The Coming Tech Backlash
Will there be a new Luddite movement? Will delivery drones be shot down, will self driving vehicles be attacked? What should I suggest my children study to help them in the future, should they follow their mother into software development? So many questions.


----------



## Mr Orange (Jan 9, 2017)

Vladd67 said:


> What should I suggest my children study to help them in the future



post-apocalyptic survival?


----------



## J Riff (Jan 10, 2017)

Drone repair? Teaching how to drive self-driving cars? Science fiction writer?


----------



## Venusian Broon (Jan 10, 2017)

I, for one, welcome our new AI overlords.

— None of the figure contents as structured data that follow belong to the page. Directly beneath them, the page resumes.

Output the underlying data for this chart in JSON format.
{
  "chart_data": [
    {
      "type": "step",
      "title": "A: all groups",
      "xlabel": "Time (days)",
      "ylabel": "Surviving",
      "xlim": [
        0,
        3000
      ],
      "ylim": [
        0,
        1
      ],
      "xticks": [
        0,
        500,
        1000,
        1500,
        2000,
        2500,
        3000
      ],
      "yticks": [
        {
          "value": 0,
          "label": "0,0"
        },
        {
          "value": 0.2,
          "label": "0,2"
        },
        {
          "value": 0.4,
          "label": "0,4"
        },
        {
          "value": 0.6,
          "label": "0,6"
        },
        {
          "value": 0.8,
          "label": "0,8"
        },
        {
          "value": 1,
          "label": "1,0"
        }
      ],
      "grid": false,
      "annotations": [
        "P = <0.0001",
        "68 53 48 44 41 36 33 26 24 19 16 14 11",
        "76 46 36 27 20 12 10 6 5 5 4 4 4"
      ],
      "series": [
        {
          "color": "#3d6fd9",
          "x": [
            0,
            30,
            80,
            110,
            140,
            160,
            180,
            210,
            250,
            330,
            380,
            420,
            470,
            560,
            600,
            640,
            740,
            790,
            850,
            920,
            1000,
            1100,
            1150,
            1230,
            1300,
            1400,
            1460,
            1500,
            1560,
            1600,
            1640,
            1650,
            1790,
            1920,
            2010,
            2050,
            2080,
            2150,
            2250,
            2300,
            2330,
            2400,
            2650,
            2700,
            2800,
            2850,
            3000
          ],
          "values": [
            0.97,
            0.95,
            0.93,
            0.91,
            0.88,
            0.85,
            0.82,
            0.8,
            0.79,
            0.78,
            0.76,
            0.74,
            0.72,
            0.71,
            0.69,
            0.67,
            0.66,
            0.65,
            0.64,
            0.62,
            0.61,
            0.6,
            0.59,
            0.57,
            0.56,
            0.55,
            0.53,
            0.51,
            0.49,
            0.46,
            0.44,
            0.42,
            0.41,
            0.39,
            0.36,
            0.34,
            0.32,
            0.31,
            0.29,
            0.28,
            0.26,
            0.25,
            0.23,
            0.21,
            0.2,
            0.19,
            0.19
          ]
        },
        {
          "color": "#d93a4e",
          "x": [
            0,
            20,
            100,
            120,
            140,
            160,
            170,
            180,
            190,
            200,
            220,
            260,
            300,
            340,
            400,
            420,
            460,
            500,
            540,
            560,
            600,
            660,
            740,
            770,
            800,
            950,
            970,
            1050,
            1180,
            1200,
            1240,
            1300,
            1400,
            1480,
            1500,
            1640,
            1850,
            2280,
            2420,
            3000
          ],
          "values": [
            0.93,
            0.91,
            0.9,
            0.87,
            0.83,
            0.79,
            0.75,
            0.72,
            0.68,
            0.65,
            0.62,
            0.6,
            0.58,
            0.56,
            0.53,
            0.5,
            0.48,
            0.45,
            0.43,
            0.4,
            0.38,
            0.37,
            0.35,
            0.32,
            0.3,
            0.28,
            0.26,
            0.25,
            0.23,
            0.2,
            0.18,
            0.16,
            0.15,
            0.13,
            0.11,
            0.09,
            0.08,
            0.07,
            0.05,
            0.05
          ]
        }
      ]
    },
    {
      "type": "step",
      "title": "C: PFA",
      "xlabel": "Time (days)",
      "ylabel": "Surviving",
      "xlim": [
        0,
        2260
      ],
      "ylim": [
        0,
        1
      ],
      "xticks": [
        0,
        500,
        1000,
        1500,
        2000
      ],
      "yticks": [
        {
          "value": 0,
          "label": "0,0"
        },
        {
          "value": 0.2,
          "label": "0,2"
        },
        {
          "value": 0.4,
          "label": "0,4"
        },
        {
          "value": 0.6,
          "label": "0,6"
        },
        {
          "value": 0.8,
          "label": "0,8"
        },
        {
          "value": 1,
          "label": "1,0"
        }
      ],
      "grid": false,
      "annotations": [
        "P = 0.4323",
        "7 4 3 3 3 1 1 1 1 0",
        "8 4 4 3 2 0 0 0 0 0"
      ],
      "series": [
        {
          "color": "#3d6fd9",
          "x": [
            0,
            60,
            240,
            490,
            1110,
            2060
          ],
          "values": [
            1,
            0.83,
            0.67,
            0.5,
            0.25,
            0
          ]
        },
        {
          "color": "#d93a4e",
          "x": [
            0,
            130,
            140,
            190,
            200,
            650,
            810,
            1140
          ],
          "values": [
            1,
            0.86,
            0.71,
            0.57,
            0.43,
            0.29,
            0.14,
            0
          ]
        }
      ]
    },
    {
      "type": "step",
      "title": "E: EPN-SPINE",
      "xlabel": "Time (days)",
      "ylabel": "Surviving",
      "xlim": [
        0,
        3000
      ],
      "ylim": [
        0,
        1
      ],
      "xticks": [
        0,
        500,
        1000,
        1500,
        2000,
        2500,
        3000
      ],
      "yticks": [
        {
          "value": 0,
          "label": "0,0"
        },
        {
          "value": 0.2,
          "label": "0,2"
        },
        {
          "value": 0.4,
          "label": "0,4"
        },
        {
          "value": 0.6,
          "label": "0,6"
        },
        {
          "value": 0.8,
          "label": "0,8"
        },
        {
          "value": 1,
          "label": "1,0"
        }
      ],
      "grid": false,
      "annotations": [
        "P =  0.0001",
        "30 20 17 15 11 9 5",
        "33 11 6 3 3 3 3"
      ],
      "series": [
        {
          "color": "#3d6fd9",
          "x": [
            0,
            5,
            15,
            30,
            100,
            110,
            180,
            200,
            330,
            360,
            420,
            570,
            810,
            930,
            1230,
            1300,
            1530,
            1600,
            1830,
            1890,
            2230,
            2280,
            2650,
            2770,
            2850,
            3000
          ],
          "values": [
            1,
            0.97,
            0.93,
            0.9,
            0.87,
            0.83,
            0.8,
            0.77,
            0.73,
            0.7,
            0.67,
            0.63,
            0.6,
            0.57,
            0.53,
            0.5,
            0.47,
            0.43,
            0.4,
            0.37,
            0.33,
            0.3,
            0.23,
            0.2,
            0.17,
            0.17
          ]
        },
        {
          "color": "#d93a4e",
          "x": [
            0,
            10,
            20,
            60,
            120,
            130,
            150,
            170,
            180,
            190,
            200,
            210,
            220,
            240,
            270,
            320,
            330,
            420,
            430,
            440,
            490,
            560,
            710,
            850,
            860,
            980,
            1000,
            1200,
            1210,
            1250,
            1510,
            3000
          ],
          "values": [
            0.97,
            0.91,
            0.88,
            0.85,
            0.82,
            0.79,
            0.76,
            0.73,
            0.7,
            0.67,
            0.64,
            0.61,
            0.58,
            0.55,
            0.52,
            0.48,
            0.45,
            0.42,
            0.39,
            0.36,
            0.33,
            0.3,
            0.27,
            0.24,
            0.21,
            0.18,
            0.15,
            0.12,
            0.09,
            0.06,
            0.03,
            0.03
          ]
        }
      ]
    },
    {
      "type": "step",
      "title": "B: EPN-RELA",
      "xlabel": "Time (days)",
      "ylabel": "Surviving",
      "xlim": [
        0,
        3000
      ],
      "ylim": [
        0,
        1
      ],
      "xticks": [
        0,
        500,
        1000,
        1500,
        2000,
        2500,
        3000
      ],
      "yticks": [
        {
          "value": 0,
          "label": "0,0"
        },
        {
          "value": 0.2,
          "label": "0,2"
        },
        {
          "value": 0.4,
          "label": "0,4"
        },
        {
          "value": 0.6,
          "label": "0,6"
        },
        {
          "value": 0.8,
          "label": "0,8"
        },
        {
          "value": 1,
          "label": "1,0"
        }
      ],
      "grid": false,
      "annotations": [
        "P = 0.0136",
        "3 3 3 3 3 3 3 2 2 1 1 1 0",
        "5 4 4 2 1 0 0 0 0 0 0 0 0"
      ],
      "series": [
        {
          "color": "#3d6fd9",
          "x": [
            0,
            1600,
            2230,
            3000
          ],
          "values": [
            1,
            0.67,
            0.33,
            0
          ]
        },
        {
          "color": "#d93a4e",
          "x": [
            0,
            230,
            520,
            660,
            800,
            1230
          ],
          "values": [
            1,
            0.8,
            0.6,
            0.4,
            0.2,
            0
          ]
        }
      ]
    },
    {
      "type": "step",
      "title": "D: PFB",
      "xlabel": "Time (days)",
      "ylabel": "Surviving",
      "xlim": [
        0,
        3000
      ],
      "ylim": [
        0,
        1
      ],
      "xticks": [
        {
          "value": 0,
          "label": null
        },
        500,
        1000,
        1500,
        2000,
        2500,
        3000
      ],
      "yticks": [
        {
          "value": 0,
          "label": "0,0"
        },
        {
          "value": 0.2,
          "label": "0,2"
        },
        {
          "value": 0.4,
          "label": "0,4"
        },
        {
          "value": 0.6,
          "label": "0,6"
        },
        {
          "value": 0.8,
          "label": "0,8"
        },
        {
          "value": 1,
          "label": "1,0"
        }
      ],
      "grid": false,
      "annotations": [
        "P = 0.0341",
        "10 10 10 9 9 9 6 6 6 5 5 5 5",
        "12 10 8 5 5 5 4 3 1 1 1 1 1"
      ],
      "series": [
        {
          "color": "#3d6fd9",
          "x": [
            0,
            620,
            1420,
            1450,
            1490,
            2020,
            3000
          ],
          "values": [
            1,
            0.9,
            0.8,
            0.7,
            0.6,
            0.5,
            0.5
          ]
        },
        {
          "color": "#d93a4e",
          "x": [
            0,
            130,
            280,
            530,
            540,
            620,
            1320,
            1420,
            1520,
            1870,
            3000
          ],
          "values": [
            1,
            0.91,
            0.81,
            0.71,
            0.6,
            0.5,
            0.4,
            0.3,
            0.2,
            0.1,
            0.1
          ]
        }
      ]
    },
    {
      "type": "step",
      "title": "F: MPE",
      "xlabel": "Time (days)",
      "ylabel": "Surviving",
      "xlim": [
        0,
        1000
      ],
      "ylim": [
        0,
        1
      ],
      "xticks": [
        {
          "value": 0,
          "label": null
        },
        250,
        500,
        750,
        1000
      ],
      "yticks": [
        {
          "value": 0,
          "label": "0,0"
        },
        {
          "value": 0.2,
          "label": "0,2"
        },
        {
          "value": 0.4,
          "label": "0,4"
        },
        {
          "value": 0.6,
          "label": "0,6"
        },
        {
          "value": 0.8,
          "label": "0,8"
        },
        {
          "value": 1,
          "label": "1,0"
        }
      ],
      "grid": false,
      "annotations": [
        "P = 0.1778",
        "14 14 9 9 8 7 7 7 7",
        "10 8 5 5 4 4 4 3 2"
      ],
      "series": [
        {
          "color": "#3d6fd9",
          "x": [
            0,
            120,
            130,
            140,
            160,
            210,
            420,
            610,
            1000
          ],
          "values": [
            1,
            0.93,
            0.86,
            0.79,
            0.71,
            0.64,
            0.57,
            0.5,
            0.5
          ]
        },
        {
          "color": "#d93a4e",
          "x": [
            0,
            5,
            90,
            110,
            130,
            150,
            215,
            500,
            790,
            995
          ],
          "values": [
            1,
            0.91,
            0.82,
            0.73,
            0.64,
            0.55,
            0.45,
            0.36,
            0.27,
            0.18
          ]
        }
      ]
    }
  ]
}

I think I could make a nice pet.


----------



## Edward M. Grant (Feb 10, 2017)

Don't worry. VR will kill self-driving cars: why drive somewhere if you can just jack in to a drone at your destination?


----------



## RX-79G (Feb 10, 2017)

While technology can replace traditional jobs, technology historically created new industries and associated jobs. 

We aren't really creating new technologies and industries, so I have a hard time blaming technology.

Will there be a backlash to the US economic collapse? Probably, but to fight tech you have to have money.


----------



## HanaBi (Feb 10, 2017)

Switch Facebook off for an hour and you'll have over a billion people "unplugged", most of which will probably go into meltdown, not knowing how to cope without their beloved social media buddy to tap into.


----------



## Mr Orange (Feb 10, 2017)

i can't even cope when SFF does the "Website updating" thing on me


----------



## RX-79G (Feb 10, 2017)

HanaBi said:


> Switch Facebook off for an hour and you'll have over a billion people "unplugged", most of which will probably go into meltdown, not knowing how to cope without their beloved social media buddy to tap into.


You know, if FB was willing to implode, it would be interesting to unplug it in a non-dramatic way (server problem...) for an hour or two at a go, until people stop checking it constantly. Done at the right pace over weeks the usership might go to near zero. People use it so much because they can, like eating airline peanuts.


----------